I had written my undergraduate thesis. This experience was, arguably, one of the most meaningful of the past ten years of my life. It made me entertain the idea of pursuing academia as a career, reminded me that I needed to write in some capacity to feel fulfilled, and the topic of my thesis was politically and personally radicalizing. The hours I spent at the library with books, journals, and my computer were wonderful. I savored them. I have always loved the sounds and smells of a library--cracking spines and airy page turns, and rustling plastic book jackets on hard backs. Heavy wooden chairs against the mosaic floor. Typing. The smell of a musty book, the smell of a new book like a new car begging to be driven. It was intoxicating, from the days my father would take me to the library in my youth, and plunging in to it and living in it for a semester was affirming and exciting.
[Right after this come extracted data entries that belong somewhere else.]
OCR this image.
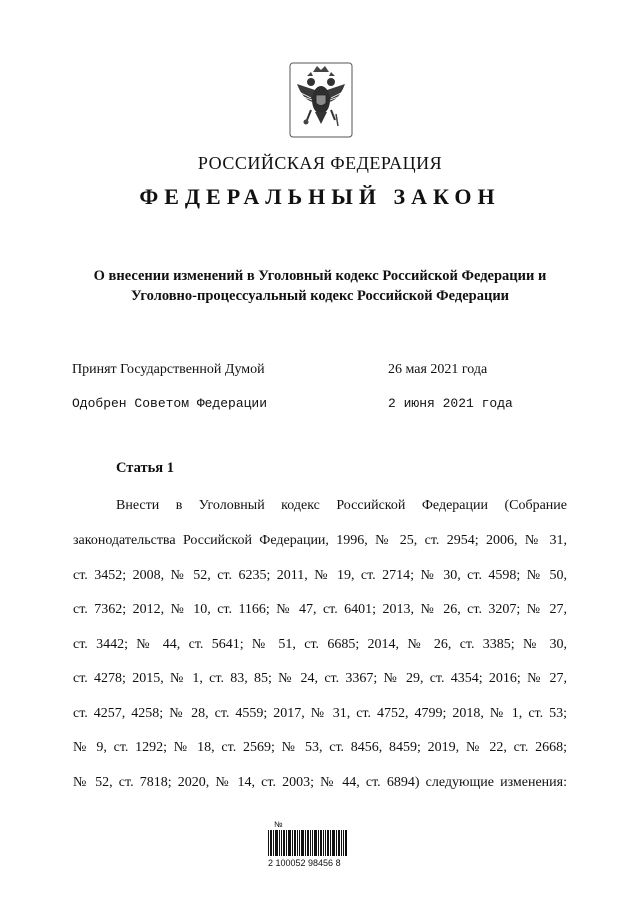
РОССИЙСКАЯ ФЕДЕРАЦИЯ
ФЕДЕРАЛЬНЫЙ ЗАКОН
О внесении изменений в Уголовный кодекс Российской Федерации и
Уголовно-процессуальный кодекс Российской Федерации
Принят Государственной Думой	26 мая 2021 года
Одобрен Советом Федерации	2 июня 2021 года
Статья 1
Внести в Уголовный кодекс Российской Федерации (Собрание
законодательства Российской Федерации, 1996, № 25, ст. 2954; 2006, № 31,
ст. 3452; 2008, № 52, ст. 6235; 2011, № 19, ст. 2714; № 30, ст. 4598; № 50,
ст. 7362; 2012, № 10, ст. 1166; № 47, ст. 6401; 2013, № 26, ст. 3207; № 27,
ст. 3442; № 44, ст. 5641; № 51, ст. 6685; 2014, № 26, ст. 3385; № 30,
ст. 4278; 2015, № 1, ст. 83, 85; № 24, ст. 3367; № 29, ст. 4354; 2016; № 27,
ст. 4257, 4258; № 28, ст. 4559; 2017, № 31, ст. 4752, 4799; 2018, № 1, ст. 53;
№ 9, ст. 1292; № 18, ст. 2569; № 53, ст. 8456, 8459; 2019, № 22, ст. 2668;
№ 52, ст. 7818; 2020, № 14, ст. 2003; № 44, ст. 6894) следующие изменения:
№
2 100052 98456 8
The thesis was accepted to conferences at which I was the only undergrad. He didn't think to ask off work to come to either. Stammering for an excuse when my thesis advisor asked, "Where is your husband? I thought I'd get to met him today," was a moment of realization. And embarrassment.

All summer I tried to work on our problems. I tried to start conversations. And at the end of the summer, an old friend came to visit, asked to read my thesis before I mentioned that I had even written it, and we had a three hour conversation afterward about the scholars I had referenced, and the ideas I had pursued.

My husband never read it.

We talked. I found out he didn't want kids, ever, and I wasn't totally ready to give that notion up. He wanted to end up in Indiana again. I couldn't imagine that. He didn't want to move for a PhD program, no matter how good my funding. And so I made the decision. And he moved out. And we officially got divorced. The financial and emotional fall-out for me is something I can't articulate yet, and maybe one day I will with more distance. But I have never been that unglued, untethered, undone. I remember one month where I literally cried every single day. It was this month, last year.

Things have changed. I cried once this month, after I received my promotion at work and, in a really unprofessional moment, telling my boss how much this raise meant because last winter I didn't turn my heat on. I had not cried happy tears until this year. My life has completely changed. It was worth a month of crying to get to this point. Friends tell me I look so much better, that they missed hearing me laugh. I was shopping for winter hats yesterday and the boyfriend was helping me tame the static frizz and stopped suddenly. "You almost have no grey in your hair anymore," he said. "When I first met you it was one of the first things I saw. It's almost all gone!" Did I really look this bad? Was I really that far gone? Because I was dealing with the internal, I suppose I didn't realize what it was doing to the external. Sure, I remember that I had gone grey up front, that I lost twenty pounds, that I was always sick with a cold, that most days my eyes were red from crying. Apparently everyone else had noticed, too.

I have moments each day when the world seems to stop, and I am still, and I take in everything around me. I see the ways in which my life is finally matching up with how I had wanted it to be. Some of these moments begin with regret; why did I waste so much time? But then I know that maybe it's all so much sweeter because it was so bitter before. The contrast, perhaps, is where the real joy is, or what magnifies it all anyway. Simple things are the world to me. An average day is a wonderful day, because I hold inside myself the memory of awful days. Maybe more awful days will come my way. Yet, today is so wonderful.

Would you be happy! hearken, then, the way:
Heed not TO-MORROW, heed not YESTERDAY;
The magic words of life are HERE and NOW--
O fools, that after some to-morrow stray!